Massachusetts passed legislation in 2012 making it harder to be officially declared homeless. This was to help make shelters available to those who most needed them.  The law defined homelessness as living somewhere “not meant for human habitation.” The emergency department (ED) qualified as one such location.  Would this lead to more families going to the ED to become eligible for shelter?  This was the question that Stewart et al. (10.1542/peds.2018-1224) attempted to answer in a retrospective study of ED visits for homelessness at one children’s hospital before and after this legislation was passed. During the period studied (2010-2016), there were 312 visits to the ED for homelessness, of which nearly all (95%; n=297) were after the policy was implemented.  Most of these children had no medical complaint but showed up in the ED so they could be qualified to live in a shelter.  The authors also point out that while the number of homeless increased 1.4 times during the 6 years of this study, ED visits for homelessness, especially after the policy passed, increased by 13 fold with the cost per ED visit far more than a night in a shelter.
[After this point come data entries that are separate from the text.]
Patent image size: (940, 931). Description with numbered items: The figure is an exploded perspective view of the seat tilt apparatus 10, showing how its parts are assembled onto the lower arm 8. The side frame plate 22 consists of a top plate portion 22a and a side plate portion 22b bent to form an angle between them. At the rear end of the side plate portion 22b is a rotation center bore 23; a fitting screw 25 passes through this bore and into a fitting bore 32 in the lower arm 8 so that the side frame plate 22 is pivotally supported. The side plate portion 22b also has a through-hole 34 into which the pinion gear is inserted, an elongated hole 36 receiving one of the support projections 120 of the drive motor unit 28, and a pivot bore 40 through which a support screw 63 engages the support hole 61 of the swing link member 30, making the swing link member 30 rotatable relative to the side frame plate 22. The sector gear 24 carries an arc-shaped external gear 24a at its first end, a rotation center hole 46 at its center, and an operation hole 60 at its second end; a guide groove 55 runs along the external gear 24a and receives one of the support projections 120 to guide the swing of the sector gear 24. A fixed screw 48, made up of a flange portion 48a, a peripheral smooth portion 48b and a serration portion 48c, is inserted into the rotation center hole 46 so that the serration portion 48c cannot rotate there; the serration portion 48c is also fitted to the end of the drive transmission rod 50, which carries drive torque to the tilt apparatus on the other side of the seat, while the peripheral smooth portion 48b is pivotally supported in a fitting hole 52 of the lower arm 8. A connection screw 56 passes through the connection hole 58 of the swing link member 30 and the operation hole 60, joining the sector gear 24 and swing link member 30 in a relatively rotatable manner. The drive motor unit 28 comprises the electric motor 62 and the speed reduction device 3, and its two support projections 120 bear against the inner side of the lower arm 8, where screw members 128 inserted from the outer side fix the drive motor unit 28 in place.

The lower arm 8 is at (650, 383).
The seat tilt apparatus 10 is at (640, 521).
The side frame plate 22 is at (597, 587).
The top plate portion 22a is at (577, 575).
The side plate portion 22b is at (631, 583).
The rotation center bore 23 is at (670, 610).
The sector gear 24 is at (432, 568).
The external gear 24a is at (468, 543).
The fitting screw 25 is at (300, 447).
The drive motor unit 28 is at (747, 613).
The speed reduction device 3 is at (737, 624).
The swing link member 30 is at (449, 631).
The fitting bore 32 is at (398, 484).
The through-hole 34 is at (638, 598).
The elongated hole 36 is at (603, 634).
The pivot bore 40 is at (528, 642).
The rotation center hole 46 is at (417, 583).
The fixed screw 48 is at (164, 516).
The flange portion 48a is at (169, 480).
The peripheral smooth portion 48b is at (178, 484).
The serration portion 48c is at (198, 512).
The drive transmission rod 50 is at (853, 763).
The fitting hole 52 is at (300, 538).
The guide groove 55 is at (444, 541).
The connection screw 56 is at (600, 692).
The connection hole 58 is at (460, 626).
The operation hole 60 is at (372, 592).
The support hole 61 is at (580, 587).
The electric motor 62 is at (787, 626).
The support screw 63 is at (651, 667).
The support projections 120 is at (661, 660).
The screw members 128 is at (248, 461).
Going to the ED to qualify for shelter not only increases costs but crowds the ED.  To further emphasize the importance of understanding childhood homelessness the problems with the current legislation, and what we can do, we asked Dr. Benard Dreyer, child advocate for children facing poverty and homelessness and past president of the AAP, to provide a commentary (10.1542/peds.2018-2695).  He points out the large amount of toxic stress that children and families who are homeless experience and notes that homelessness is a serious consequence of poverty.  His commentary not only demonstrates the psychosocial and medical complications that can result from homelessness, but  also calls for solutions to this problem at a federal and municipal level to improve access to housing for homeless families rather than have them end up in an ED for a shelter.  Homelessness has become a crisis in our society especially in large urban areas, and this article and commentary should be a rally cry to do something about this.  Learning what you can do begins by reading this article and commentary and then helping turn words into actions so that this problem starts getting better before it gets worse.